Hier matin, vous cherchiez désespérément la mesure du projet Macron qui aurait le plus d’impact psychologique. Est-ce que vous l’avez trouvée ?

Non ! Ce que l’on a trouvé c’est la mesure qui enflamme la gauche : le travail du dimanche. A 5 dimanches par an, on est aubryiste et socialiste, à 12, vallsiste et bien sûr vendu au libéralisme. Non, je n’ai pas trouvé, dans ce texte qui va pourtant dans le bon sens, la disposition choc que l’on retiendra tous dans dix ans. En revanche , je pense avoir trouvé la réforme qui aura peut-être le plus d’effet économique : l’ouverture du transport par autocar. A l’heure actuelle, 100.000 personnes empruntent chaque année l’autocar pour se déplacer sur de longues distances. En Suède, c’est 2 millions, en Allemagne plus de 8 et en Grande-Bretagne 30 millions. En France, on utilise la voiture (seul ou en covoiturage), le train ou l’avion pour aller de Nantes à Nice, ou de Lille à Brest. Mais pas le car. C’est cela qui va changer rapidement puisque le gouvernement prévoit cinq millions de passagers d’ici ... un an.

Avec quel avantage ?

Un avantage de coût et de mobilité.

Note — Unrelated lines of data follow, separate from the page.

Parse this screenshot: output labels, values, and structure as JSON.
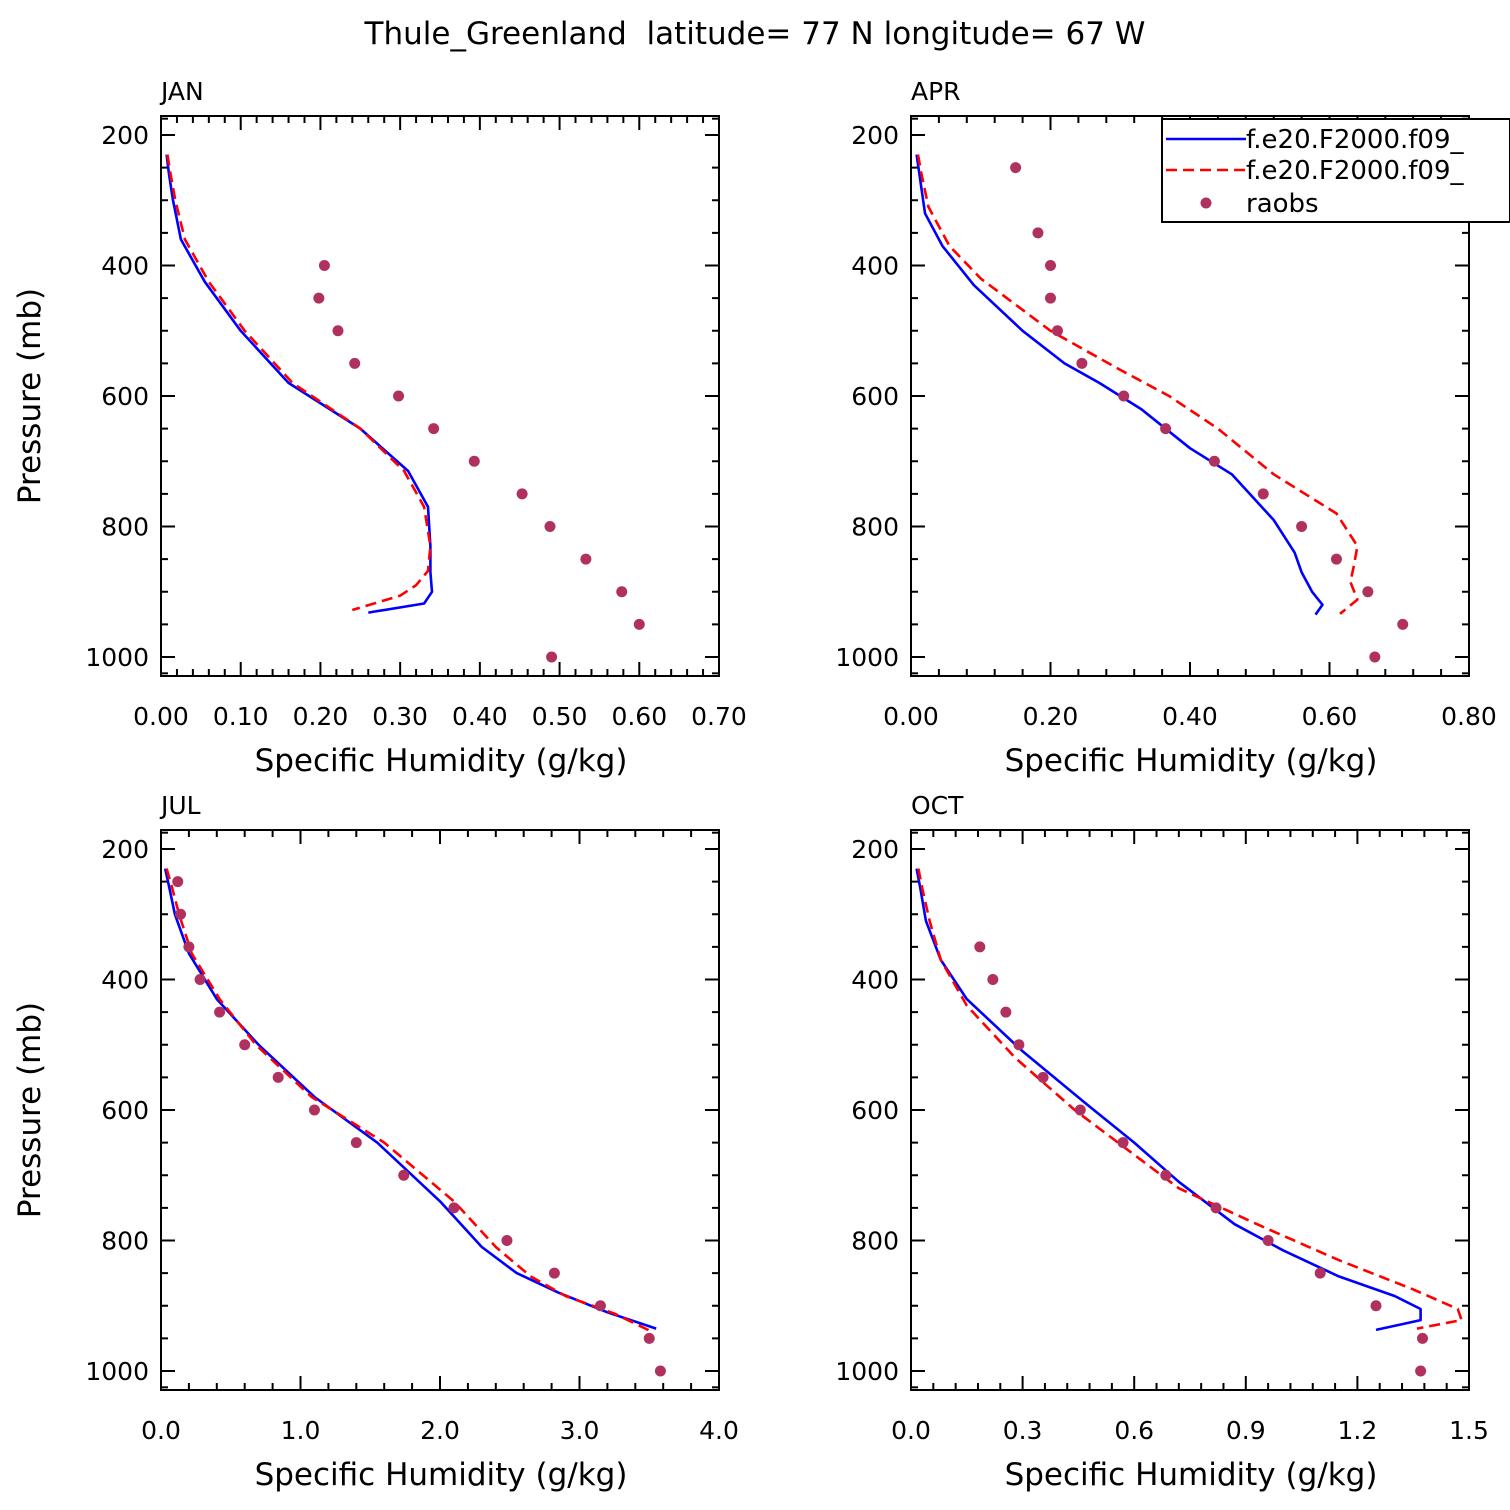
{
  "figure_title": "Thule_Greenland  latitude= 77 N longitude= 67 W",
  "legend": {
    "entries": [
      {
        "label": "f.e20.F2000.f09_",
        "style": "solid",
        "color": "#0000ff"
      },
      {
        "label": "f.e20.F2000.f09_",
        "style": "dashed",
        "color": "#ff0000"
      },
      {
        "label": "raobs",
        "style": "marker",
        "color": "#b03060"
      }
    ]
  },
  "colors": {
    "model_solid": "#0000ff",
    "model_dashed": "#ff0000",
    "raobs": "#b03060"
  },
  "chart_data": [
    {
      "type": "line",
      "title": "JAN",
      "xlabel": "Specific Humidity (g/kg)",
      "ylabel": "Pressure (mb)",
      "xlim": [
        0,
        0.7
      ],
      "ylim": [
        1000,
        200
      ],
      "x_ticks": [
        "0.00",
        "0.10",
        "0.20",
        "0.30",
        "0.40",
        "0.50",
        "0.60",
        "0.70"
      ],
      "y_ticks": [
        "200",
        "400",
        "600",
        "800",
        "1000"
      ],
      "series": [
        {
          "style": "solid",
          "points": [
            [
              0.007,
              230
            ],
            [
              0.01,
              260
            ],
            [
              0.015,
              300
            ],
            [
              0.025,
              360
            ],
            [
              0.055,
              425
            ],
            [
              0.1,
              500
            ],
            [
              0.16,
              580
            ],
            [
              0.25,
              650
            ],
            [
              0.31,
              715
            ],
            [
              0.335,
              770
            ],
            [
              0.338,
              830
            ],
            [
              0.338,
              870
            ],
            [
              0.34,
              900
            ],
            [
              0.33,
              918
            ],
            [
              0.26,
              932
            ]
          ]
        },
        {
          "style": "dashed",
          "points": [
            [
              0.008,
              230
            ],
            [
              0.012,
              260
            ],
            [
              0.018,
              300
            ],
            [
              0.03,
              360
            ],
            [
              0.06,
              425
            ],
            [
              0.105,
              500
            ],
            [
              0.165,
              580
            ],
            [
              0.25,
              650
            ],
            [
              0.305,
              715
            ],
            [
              0.33,
              770
            ],
            [
              0.338,
              830
            ],
            [
              0.335,
              868
            ],
            [
              0.32,
              890
            ],
            [
              0.3,
              906
            ],
            [
              0.24,
              928
            ]
          ]
        },
        {
          "style": "marker",
          "points": [
            [
              0.205,
              400
            ],
            [
              0.198,
              450
            ],
            [
              0.222,
              500
            ],
            [
              0.243,
              550
            ],
            [
              0.298,
              600
            ],
            [
              0.342,
              650
            ],
            [
              0.393,
              700
            ],
            [
              0.453,
              750
            ],
            [
              0.488,
              800
            ],
            [
              0.533,
              850
            ],
            [
              0.578,
              900
            ],
            [
              0.6,
              950
            ],
            [
              0.49,
              1000
            ]
          ]
        }
      ]
    },
    {
      "type": "line",
      "title": "APR",
      "xlabel": "Specific Humidity (g/kg)",
      "ylabel": "",
      "xlim": [
        0,
        0.8
      ],
      "ylim": [
        1000,
        200
      ],
      "x_ticks": [
        "0.00",
        "0.20",
        "0.40",
        "0.60",
        "0.80"
      ],
      "y_ticks": [
        "200",
        "400",
        "600",
        "800",
        "1000"
      ],
      "series": [
        {
          "style": "solid",
          "points": [
            [
              0.008,
              230
            ],
            [
              0.012,
              260
            ],
            [
              0.02,
              320
            ],
            [
              0.045,
              370
            ],
            [
              0.09,
              430
            ],
            [
              0.16,
              500
            ],
            [
              0.22,
              550
            ],
            [
              0.27,
              580
            ],
            [
              0.33,
              620
            ],
            [
              0.4,
              680
            ],
            [
              0.46,
              720
            ],
            [
              0.52,
              790
            ],
            [
              0.55,
              840
            ],
            [
              0.56,
              870
            ],
            [
              0.575,
              900
            ],
            [
              0.59,
              920
            ],
            [
              0.58,
              935
            ]
          ]
        },
        {
          "style": "dashed",
          "points": [
            [
              0.01,
              230
            ],
            [
              0.015,
              260
            ],
            [
              0.025,
              310
            ],
            [
              0.055,
              370
            ],
            [
              0.1,
              420
            ],
            [
              0.2,
              500
            ],
            [
              0.3,
              560
            ],
            [
              0.37,
              600
            ],
            [
              0.44,
              650
            ],
            [
              0.52,
              720
            ],
            [
              0.61,
              780
            ],
            [
              0.64,
              830
            ],
            [
              0.635,
              860
            ],
            [
              0.63,
              885
            ],
            [
              0.64,
              912
            ],
            [
              0.615,
              934
            ]
          ]
        },
        {
          "style": "marker",
          "points": [
            [
              0.15,
              250
            ],
            [
              0.182,
              350
            ],
            [
              0.2,
              400
            ],
            [
              0.2,
              450
            ],
            [
              0.21,
              500
            ],
            [
              0.245,
              550
            ],
            [
              0.305,
              600
            ],
            [
              0.365,
              650
            ],
            [
              0.435,
              700
            ],
            [
              0.505,
              750
            ],
            [
              0.56,
              800
            ],
            [
              0.61,
              850
            ],
            [
              0.655,
              900
            ],
            [
              0.705,
              950
            ],
            [
              0.665,
              1000
            ]
          ]
        }
      ]
    },
    {
      "type": "line",
      "title": "JUL",
      "xlabel": "Specific Humidity (g/kg)",
      "ylabel": "Pressure (mb)",
      "xlim": [
        0,
        4.0
      ],
      "ylim": [
        1000,
        200
      ],
      "x_ticks": [
        "0.0",
        "1.0",
        "2.0",
        "3.0",
        "4.0"
      ],
      "y_ticks": [
        "200",
        "400",
        "600",
        "800",
        "1000"
      ],
      "series": [
        {
          "style": "solid",
          "points": [
            [
              0.03,
              230
            ],
            [
              0.06,
              260
            ],
            [
              0.1,
              300
            ],
            [
              0.2,
              360
            ],
            [
              0.4,
              430
            ],
            [
              0.7,
              500
            ],
            [
              1.1,
              580
            ],
            [
              1.55,
              650
            ],
            [
              2.0,
              740
            ],
            [
              2.3,
              810
            ],
            [
              2.55,
              850
            ],
            [
              2.85,
              880
            ],
            [
              3.2,
              910
            ],
            [
              3.55,
              935
            ]
          ]
        },
        {
          "style": "dashed",
          "points": [
            [
              0.04,
              230
            ],
            [
              0.08,
              260
            ],
            [
              0.13,
              300
            ],
            [
              0.22,
              360
            ],
            [
              0.42,
              430
            ],
            [
              0.68,
              500
            ],
            [
              1.08,
              580
            ],
            [
              1.6,
              650
            ],
            [
              2.1,
              740
            ],
            [
              2.4,
              810
            ],
            [
              2.65,
              855
            ],
            [
              2.9,
              885
            ],
            [
              3.25,
              912
            ],
            [
              3.5,
              938
            ]
          ]
        },
        {
          "style": "marker",
          "points": [
            [
              0.12,
              250
            ],
            [
              0.14,
              300
            ],
            [
              0.2,
              350
            ],
            [
              0.28,
              400
            ],
            [
              0.42,
              450
            ],
            [
              0.6,
              500
            ],
            [
              0.84,
              550
            ],
            [
              1.1,
              600
            ],
            [
              1.4,
              650
            ],
            [
              1.74,
              700
            ],
            [
              2.1,
              750
            ],
            [
              2.48,
              800
            ],
            [
              2.82,
              850
            ],
            [
              3.15,
              900
            ],
            [
              3.5,
              950
            ],
            [
              3.58,
              1000
            ]
          ]
        }
      ]
    },
    {
      "type": "line",
      "title": "OCT",
      "xlabel": "Specific Humidity (g/kg)",
      "ylabel": "",
      "xlim": [
        0,
        1.5
      ],
      "ylim": [
        1000,
        200
      ],
      "x_ticks": [
        "0.0",
        "0.3",
        "0.6",
        "0.9",
        "1.2",
        "1.5"
      ],
      "y_ticks": [
        "200",
        "400",
        "600",
        "800",
        "1000"
      ],
      "series": [
        {
          "style": "solid",
          "points": [
            [
              0.015,
              230
            ],
            [
              0.025,
              260
            ],
            [
              0.04,
              310
            ],
            [
              0.08,
              370
            ],
            [
              0.15,
              430
            ],
            [
              0.3,
              510
            ],
            [
              0.47,
              590
            ],
            [
              0.6,
              650
            ],
            [
              0.72,
              710
            ],
            [
              0.87,
              775
            ],
            [
              1.0,
              815
            ],
            [
              1.15,
              855
            ],
            [
              1.3,
              885
            ],
            [
              1.37,
              905
            ],
            [
              1.37,
              922
            ],
            [
              1.25,
              937
            ]
          ]
        },
        {
          "style": "dashed",
          "points": [
            [
              0.02,
              230
            ],
            [
              0.03,
              260
            ],
            [
              0.05,
              310
            ],
            [
              0.08,
              370
            ],
            [
              0.15,
              440
            ],
            [
              0.28,
              520
            ],
            [
              0.44,
              600
            ],
            [
              0.58,
              660
            ],
            [
              0.72,
              720
            ],
            [
              0.95,
              780
            ],
            [
              1.15,
              830
            ],
            [
              1.35,
              875
            ],
            [
              1.47,
              905
            ],
            [
              1.48,
              922
            ],
            [
              1.36,
              935
            ]
          ]
        },
        {
          "style": "marker",
          "points": [
            [
              0.185,
              350
            ],
            [
              0.22,
              400
            ],
            [
              0.255,
              450
            ],
            [
              0.29,
              500
            ],
            [
              0.355,
              550
            ],
            [
              0.455,
              600
            ],
            [
              0.57,
              650
            ],
            [
              0.685,
              700
            ],
            [
              0.82,
              750
            ],
            [
              0.96,
              800
            ],
            [
              1.1,
              850
            ],
            [
              1.25,
              900
            ],
            [
              1.375,
              950
            ],
            [
              1.37,
              1000
            ]
          ]
        }
      ]
    }
  ]
}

Pour les jeunes, pour les personnes aux faibles revenus, le trajet en car sera peut-être plus long qu’en train, mais moins cher. Exemple donné par Bercy : vous êtes quatre, vous voulez faire un aller-retour Paris Lille l’été prochain ; en TGV, c’est une heure mais 400 euros ; en car, cela vous coûtera 114 euros mais vous prendra trois heures. Et les liaisons transversales seront possibles.

Qu’est-ce qui s’oppose à cela aujourd’hui ?

Une règlementation malthusienne. Le transport par car est un quasi-monopole public. Il est interdit au niveau régional. Et sur les longues distances en France, il n’est possible que si le car franchit une frontière et que si la moitié des passagers au moins débarque à l’étranger ! Evidemment, c’est ubuesque. En réalité, tout est fait pour ne pas faire de concurrence au train, et d’abord aux TER, les trains régionaux financés par les Régions. En plus, c’est la culture du train qui domine depuis toujours la France, une culture technique et de service public. L’autocar est considéré, bizarrement, comme le service du pauvre. L’ouverture du marché décidée hier -à des transporteurs privés- va changer la donne. Mais les régions et le train craignent d’y perdre des plumes.

Ont-ils raison de s’inquiéter ?

A priori, non. L’avion low cost n’a pas tué le transport aérien, il a permis à une clientèle nouvelle de voyager. Le car, cela pourrait être la même chose. Donc, c’est bien. Certes, au total, en France, le réseau de chemin de fer, le covoiturage pour les jeunes et l’avion low cost sont si développés que l’objectif des cinq millions de voyageurs par car d’ici un an paraît optimiste. Mais un peu de concurrence pour la SNCF sur la lisibilité de ses prix et de ses coûts ne fera pas de mal et des milliers d’emplois sont possibles. Donc, il faut tenter le coup.